ECLI:NL:RBDHA:2025:4438
Rechtbank Den Haag
- Eerste aanleg - enkelvoudig
- Rechtspraak.nl
Afwijzing aanvraag wijziging verblijfsvergunning op humanitaire gronden
Op 20 maart 2025 heeft de Rechtbank Den Haag uitspraak gedaan in de zaak van eiseres, een vrouw uit Bangladesh, die in beroep ging tegen de afwijzing van haar aanvraag tot wijziging van de beperking van haar verblijfsvergunning naar ‘niet-tijdelijke humanitaire gronden’. Eiseres had eerder een verblijfsvergunning als gezinslid, maar deze was ingetrokken omdat haar moeder niet meer voldeed aan de voorwaarden. Eiseres diende een aanvraag in voor een nieuwe verblijfsvergunning, maar deze werd afgewezen door de minister van Asiel en Migratie, omdat er geen bijzondere individuele omstandigheden waren die haar verblijf in Nederland rechtvaardigden.
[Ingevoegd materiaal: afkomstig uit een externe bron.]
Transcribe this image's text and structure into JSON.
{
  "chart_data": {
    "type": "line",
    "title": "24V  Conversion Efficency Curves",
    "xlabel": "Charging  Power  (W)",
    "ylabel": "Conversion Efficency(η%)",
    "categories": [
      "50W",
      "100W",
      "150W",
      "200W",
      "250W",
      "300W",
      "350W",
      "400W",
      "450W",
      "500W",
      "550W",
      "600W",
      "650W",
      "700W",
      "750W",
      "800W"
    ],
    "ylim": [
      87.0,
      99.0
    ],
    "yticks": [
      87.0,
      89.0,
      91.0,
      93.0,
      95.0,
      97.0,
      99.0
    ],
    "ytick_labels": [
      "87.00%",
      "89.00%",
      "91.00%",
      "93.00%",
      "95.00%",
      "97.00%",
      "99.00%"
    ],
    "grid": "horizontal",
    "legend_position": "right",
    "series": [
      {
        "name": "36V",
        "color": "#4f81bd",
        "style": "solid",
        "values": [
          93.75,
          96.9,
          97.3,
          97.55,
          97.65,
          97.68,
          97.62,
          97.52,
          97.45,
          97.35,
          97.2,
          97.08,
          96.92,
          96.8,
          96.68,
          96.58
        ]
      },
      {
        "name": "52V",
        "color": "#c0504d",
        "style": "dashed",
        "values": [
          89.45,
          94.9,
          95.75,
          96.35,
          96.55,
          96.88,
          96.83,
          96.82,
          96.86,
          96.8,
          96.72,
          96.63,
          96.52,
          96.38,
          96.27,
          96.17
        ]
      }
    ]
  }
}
De rechtbank heeft het beroep op 27 februari 2025 behandeld, waarbij eiseres en haar gemachtigde aanwezig waren. De rechtbank oordeelde dat de minister terecht had overwogen dat de omstandigheden die in bezwaar waren aangevoerd, niet konden leiden tot een andersluidend besluit. Eiseres had geen verblijfsrecht meer en moest Nederland binnen vier weken verlaten. De rechtbank concludeerde dat de minister niet verplicht was om eiseres te horen of nader onderzoek te doen, aangezien de bezwaargronden geen bijzondere omstandigheden bevatten die haar verblijf in Nederland rechtvaardigden. Eiseres had ook niet onderbouwd waarom haar seksuele geaardheid als lesbische vrouw in Bangladesh een bijzondere omstandigheid zou zijn.
De rechtbank verklaarde het beroep ongegrond en wees de proceskosten af. Eiseres kreeg geen gelijk en werd geïnformeerd over de mogelijkheid om in hoger beroep te gaan bij de Afdeling bestuursrechtspraak van de Raad van State.